Las opciones hoteleras son variadas, pero mi última experiencia estuvo signada por el alojamiento en el Radisson Colonia, cuyos beneficios son muchos –el hotel se jacta de ser el único con casino incluido– pero también podría –si quisiera– jactarse de varias cosas más: ubicación privilegiada, gimnasio, sauna, y una cercanía incomparable con el Colonia Rowing, diferencia sólo capitalizable si al viajero le apasiona el remo.

A apenas cuatro cuadras del hotel ya empiezan las atracciones: la Basílica del Santísimo Sacramento (la iglesia más antigua de Uruguay), decorada con columnas y arcos elegantísimos.

Dado que la Basílica se encuentra en la Plaza de Armas, vale la pena pasear entre sus árboles. El centro de la plaza es el lugar idóneo para hacer un descanso. La zona está repleta de cafés y restaurantes, de una variedad gastronómica bastante ecléctica. Hay que caminar con precaución: las calles, al mejor estilo portugués, carecen de veredas y están adoquinadas.

Allí cerca está el Faro, cuya construcción data de 1857. Tiene 26 metros de altura y emite dos destellos rojos cada nueve segundos, pero para apreciarlos en toda su radiante insolencia es recomendable volver a pasar cuando haya caído el sol. Desde allí se puede caminar hasta el Bastión de San Miguel, la puerta de ingreso al casco histórico; es obligatorio sacar fotos allí.

Obligatoria es también la caminata a lo largo de la muralla y obligatorio –exagero: obligatorio no: recomendable– es almorzar en Bocadesanto, una hamburguesería gestionada por argentinos que queda justo enfrente de la muralla.

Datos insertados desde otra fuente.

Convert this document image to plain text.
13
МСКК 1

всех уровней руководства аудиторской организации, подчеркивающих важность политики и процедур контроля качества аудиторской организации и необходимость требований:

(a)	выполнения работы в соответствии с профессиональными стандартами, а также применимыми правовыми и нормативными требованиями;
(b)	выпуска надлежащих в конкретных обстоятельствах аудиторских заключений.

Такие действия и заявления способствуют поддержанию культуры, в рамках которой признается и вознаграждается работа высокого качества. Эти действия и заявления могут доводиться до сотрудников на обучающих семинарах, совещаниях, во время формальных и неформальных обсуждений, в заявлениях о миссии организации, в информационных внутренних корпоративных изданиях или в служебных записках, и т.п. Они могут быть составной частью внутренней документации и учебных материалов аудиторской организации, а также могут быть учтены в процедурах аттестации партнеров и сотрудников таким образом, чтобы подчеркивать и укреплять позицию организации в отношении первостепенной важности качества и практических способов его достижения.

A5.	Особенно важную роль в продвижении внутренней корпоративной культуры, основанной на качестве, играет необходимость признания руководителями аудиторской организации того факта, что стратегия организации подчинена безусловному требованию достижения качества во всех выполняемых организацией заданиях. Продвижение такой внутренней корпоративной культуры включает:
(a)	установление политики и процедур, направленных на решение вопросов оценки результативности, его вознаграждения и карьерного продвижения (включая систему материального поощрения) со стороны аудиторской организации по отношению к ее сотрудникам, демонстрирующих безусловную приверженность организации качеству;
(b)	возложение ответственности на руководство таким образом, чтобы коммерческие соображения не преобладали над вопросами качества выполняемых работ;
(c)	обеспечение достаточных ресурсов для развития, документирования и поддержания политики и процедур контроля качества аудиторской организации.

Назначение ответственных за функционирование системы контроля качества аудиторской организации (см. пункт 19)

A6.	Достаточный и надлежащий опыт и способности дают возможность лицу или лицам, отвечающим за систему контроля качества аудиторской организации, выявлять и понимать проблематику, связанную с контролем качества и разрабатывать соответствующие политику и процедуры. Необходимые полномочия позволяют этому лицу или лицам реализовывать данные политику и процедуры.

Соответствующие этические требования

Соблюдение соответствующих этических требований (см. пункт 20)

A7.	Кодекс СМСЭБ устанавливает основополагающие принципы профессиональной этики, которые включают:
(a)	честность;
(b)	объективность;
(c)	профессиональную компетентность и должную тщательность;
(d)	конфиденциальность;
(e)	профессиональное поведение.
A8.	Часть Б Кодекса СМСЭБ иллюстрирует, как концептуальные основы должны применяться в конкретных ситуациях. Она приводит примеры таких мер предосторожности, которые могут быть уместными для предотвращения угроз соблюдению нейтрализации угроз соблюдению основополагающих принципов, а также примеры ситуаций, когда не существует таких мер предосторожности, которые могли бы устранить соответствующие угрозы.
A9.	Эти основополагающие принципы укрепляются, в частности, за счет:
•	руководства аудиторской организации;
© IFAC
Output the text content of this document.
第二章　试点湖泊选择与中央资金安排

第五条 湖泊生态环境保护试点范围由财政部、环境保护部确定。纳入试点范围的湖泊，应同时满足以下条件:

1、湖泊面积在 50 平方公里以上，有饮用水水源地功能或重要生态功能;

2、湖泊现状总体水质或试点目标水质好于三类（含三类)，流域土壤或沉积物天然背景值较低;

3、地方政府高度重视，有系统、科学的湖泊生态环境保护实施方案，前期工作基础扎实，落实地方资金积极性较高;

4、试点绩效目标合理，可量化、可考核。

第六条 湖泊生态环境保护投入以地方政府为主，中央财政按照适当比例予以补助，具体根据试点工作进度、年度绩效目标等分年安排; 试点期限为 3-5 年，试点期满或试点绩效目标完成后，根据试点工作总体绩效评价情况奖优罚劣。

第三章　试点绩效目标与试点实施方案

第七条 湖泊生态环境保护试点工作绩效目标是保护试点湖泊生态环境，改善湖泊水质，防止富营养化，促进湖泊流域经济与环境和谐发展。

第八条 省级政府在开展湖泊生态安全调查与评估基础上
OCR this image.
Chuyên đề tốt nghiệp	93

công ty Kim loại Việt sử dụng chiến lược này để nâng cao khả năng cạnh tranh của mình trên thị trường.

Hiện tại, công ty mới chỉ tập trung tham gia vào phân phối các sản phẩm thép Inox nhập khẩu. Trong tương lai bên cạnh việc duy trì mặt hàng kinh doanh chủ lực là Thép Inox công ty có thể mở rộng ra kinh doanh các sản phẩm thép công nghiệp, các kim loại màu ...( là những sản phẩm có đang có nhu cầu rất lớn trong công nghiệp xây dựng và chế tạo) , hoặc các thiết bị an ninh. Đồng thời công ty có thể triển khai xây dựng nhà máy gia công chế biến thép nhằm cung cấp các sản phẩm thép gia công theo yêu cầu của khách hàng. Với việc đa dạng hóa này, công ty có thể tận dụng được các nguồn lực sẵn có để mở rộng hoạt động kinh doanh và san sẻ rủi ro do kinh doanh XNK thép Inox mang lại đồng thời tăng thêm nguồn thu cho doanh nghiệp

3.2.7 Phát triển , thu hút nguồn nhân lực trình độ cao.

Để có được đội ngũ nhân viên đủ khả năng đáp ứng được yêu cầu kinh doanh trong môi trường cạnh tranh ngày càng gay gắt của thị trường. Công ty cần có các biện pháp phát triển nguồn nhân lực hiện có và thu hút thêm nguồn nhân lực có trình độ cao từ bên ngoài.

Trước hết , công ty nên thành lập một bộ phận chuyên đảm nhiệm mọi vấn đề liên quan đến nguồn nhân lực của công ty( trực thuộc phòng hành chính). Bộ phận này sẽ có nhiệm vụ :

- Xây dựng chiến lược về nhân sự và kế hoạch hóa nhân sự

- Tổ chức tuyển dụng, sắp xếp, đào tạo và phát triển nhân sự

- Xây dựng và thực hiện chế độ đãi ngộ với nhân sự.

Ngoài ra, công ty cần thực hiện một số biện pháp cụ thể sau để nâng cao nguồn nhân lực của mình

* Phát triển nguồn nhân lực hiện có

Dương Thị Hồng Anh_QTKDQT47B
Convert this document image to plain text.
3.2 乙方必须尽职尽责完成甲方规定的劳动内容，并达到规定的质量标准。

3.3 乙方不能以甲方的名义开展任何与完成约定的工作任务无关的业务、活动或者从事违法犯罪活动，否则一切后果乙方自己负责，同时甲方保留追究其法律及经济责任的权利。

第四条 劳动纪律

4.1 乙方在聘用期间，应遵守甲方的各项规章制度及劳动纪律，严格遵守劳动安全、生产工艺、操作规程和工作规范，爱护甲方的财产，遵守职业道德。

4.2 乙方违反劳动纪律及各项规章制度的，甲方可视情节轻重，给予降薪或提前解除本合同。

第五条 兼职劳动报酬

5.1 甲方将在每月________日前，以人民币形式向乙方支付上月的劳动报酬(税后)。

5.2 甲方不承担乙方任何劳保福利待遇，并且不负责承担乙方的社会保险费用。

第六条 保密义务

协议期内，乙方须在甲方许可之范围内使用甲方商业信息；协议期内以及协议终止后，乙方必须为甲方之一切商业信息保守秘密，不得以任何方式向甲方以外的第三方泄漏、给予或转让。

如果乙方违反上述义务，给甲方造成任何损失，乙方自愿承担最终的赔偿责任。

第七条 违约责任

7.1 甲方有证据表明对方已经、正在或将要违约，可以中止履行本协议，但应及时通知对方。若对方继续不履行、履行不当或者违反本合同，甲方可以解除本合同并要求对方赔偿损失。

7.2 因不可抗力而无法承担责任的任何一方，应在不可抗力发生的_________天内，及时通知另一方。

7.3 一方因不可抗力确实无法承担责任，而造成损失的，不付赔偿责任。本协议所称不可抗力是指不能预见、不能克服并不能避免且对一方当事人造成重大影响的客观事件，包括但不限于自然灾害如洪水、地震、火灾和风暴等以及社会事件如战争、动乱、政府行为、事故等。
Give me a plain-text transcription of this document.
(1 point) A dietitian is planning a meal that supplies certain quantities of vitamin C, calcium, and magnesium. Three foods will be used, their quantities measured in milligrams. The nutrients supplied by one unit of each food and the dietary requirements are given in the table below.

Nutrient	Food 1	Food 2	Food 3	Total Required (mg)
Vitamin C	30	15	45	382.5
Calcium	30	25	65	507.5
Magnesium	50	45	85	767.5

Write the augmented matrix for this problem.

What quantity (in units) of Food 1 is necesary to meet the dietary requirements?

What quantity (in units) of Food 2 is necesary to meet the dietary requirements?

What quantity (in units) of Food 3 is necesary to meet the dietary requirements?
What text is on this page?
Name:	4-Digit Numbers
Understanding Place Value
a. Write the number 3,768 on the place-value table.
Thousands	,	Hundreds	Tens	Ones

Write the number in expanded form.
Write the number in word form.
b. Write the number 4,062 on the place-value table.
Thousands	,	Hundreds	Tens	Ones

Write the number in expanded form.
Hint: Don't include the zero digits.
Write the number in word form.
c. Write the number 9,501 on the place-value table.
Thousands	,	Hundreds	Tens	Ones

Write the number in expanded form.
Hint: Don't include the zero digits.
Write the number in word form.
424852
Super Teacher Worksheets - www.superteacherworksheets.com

Y todavía queda pendiente el paseo por el Muelle de Yates, en el extremo opuesto. Miren todo lo que vimos y recién son las 12 del mediodía. Si como decía Chaplin, “el tiempo es el mejor autor: siempre encuentra un final perfecto”, en Colonia nuestro autor llama a concluir la jornada cenando en Charco, en el casco histórico. El final perfecto.